Todd Rundgren proclaimed himself “A Wizard, a True Star,” naming his fourth solo album just that back in 1973, and revealing his well-developed ego in the process.
But he could live up to that self-aggrandizing title with some of the most perfectly-crafted pop songs of the early '70s, slickly produced by the “Runt” himself.
Beautiful three-minute heartbreak ballads like “Hello It's Me” and “It Wouldn't Have Made Any Difference” — drawing from a combination of '60s British invasion and Carole King/Laura Nyro singer-songwriter influences — earned him a huge following in the early stages of his solo career.
Meanwhile, his technical skills made him an in-demand producer for acts such as Grand Funk Railroad, Badfinger, the New York Dolls and Meat Loaf.
But Rundgren was beginning to rebel against his mainstream chart successes by the time “Live at Hammersmith Odeon '75” was recorded in London.
He's backed by keyboardist Roger Powell, bassist John Siegler and drummer Willy Wilcox, the lineup known as Utopia, Rundgren's adventurous, techno-centric prog-rock vehicle.

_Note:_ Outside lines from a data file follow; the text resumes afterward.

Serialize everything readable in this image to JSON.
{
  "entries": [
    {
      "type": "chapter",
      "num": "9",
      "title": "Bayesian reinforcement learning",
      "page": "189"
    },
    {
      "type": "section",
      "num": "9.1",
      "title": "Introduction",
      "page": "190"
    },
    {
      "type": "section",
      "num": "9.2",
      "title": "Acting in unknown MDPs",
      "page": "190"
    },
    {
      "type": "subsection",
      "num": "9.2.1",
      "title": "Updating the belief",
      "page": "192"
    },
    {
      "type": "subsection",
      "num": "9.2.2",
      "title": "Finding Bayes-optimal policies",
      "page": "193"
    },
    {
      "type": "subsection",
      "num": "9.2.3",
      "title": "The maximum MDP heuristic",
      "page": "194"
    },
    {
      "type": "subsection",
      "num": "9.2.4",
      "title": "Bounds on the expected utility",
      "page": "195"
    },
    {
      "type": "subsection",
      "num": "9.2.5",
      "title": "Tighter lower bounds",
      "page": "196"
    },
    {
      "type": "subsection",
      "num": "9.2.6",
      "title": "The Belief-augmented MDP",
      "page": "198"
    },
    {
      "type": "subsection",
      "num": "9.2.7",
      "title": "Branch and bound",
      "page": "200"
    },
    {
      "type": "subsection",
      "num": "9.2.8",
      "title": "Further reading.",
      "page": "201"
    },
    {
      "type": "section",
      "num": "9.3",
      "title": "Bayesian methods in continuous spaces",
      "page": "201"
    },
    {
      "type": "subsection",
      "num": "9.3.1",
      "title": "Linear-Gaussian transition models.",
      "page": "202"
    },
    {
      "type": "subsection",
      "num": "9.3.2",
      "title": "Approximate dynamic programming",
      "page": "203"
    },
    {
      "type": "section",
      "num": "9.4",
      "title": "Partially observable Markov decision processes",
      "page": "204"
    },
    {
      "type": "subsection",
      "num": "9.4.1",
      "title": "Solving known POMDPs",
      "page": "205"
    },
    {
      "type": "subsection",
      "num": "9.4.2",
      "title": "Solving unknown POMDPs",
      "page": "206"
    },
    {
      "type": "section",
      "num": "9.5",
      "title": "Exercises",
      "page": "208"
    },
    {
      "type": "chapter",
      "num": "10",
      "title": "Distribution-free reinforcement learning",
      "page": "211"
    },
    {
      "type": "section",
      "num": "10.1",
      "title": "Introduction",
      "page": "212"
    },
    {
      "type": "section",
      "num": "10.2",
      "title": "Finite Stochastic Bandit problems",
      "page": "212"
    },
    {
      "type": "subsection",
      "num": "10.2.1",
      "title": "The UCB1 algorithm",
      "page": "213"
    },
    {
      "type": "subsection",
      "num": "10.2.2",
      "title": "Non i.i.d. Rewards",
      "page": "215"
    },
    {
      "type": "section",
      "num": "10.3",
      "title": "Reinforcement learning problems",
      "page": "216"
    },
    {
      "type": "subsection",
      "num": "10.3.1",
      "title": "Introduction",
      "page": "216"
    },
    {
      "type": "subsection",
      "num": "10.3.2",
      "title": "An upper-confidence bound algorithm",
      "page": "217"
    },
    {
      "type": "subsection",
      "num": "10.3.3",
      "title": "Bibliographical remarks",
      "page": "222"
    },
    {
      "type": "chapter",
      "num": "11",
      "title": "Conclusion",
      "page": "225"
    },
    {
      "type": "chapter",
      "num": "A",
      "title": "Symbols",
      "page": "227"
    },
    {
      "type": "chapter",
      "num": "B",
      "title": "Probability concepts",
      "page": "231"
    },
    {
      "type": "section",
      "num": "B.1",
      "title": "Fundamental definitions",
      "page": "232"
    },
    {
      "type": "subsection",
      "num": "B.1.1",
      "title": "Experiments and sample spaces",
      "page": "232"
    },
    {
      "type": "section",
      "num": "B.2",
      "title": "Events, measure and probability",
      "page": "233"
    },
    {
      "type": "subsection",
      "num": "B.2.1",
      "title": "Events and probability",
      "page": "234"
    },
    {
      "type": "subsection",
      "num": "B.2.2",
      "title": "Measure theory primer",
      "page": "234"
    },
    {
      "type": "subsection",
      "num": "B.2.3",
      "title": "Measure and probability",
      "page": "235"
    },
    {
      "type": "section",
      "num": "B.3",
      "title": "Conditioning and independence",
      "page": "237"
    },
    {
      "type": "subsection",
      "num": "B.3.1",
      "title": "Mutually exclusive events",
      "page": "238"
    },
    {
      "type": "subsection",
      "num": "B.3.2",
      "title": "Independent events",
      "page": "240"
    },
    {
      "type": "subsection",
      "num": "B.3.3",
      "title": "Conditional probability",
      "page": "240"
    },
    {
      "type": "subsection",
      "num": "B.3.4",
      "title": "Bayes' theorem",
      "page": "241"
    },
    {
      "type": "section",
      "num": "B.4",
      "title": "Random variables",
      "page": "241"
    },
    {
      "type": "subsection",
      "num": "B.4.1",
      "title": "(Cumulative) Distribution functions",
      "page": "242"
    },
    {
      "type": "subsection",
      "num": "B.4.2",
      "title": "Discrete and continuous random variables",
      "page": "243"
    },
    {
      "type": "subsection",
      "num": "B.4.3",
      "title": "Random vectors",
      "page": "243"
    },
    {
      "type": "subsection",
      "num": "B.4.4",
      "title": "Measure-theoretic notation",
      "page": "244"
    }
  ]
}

Synth-heavy rockers such as the “Freedom Fighters” and “Mr. Trisquits” were becoming the norm, and the lengthy, spacey instrumental meanderings of the latter were getting commonplace as well, especially in his elaborate, laser-riddled live shows.
Rundgren does dig into his bag of solo gems here and there, providing some mesmerizingly melodic moments on the torchy ballad “The Last Ride,” which is adorned with Rundgren's underrated electric guitar virtuosity and the Philly-soulful backing vocals from future star Luther Vandross and Anthony Hinton.
The rabble-rousing “Heavy Metal Kids” from the same solo album provides a bracing four minutes-plus of rock 'n' roll manna, and the breezily acoustic “The Wheel” is its pleasantly refreshing chaser.
Although this show has its moments, off-key synthesizer scribblings mar the original fun of tunes such as “When the S- - - Hits the Fan/Sunset Boulevard/Le Feel Internacionale” and “Couldn't I Just Tell You,” making this uneven live set an item only the most dedicated Rundgren fan could love.
Stick with the stunning early studio stuff.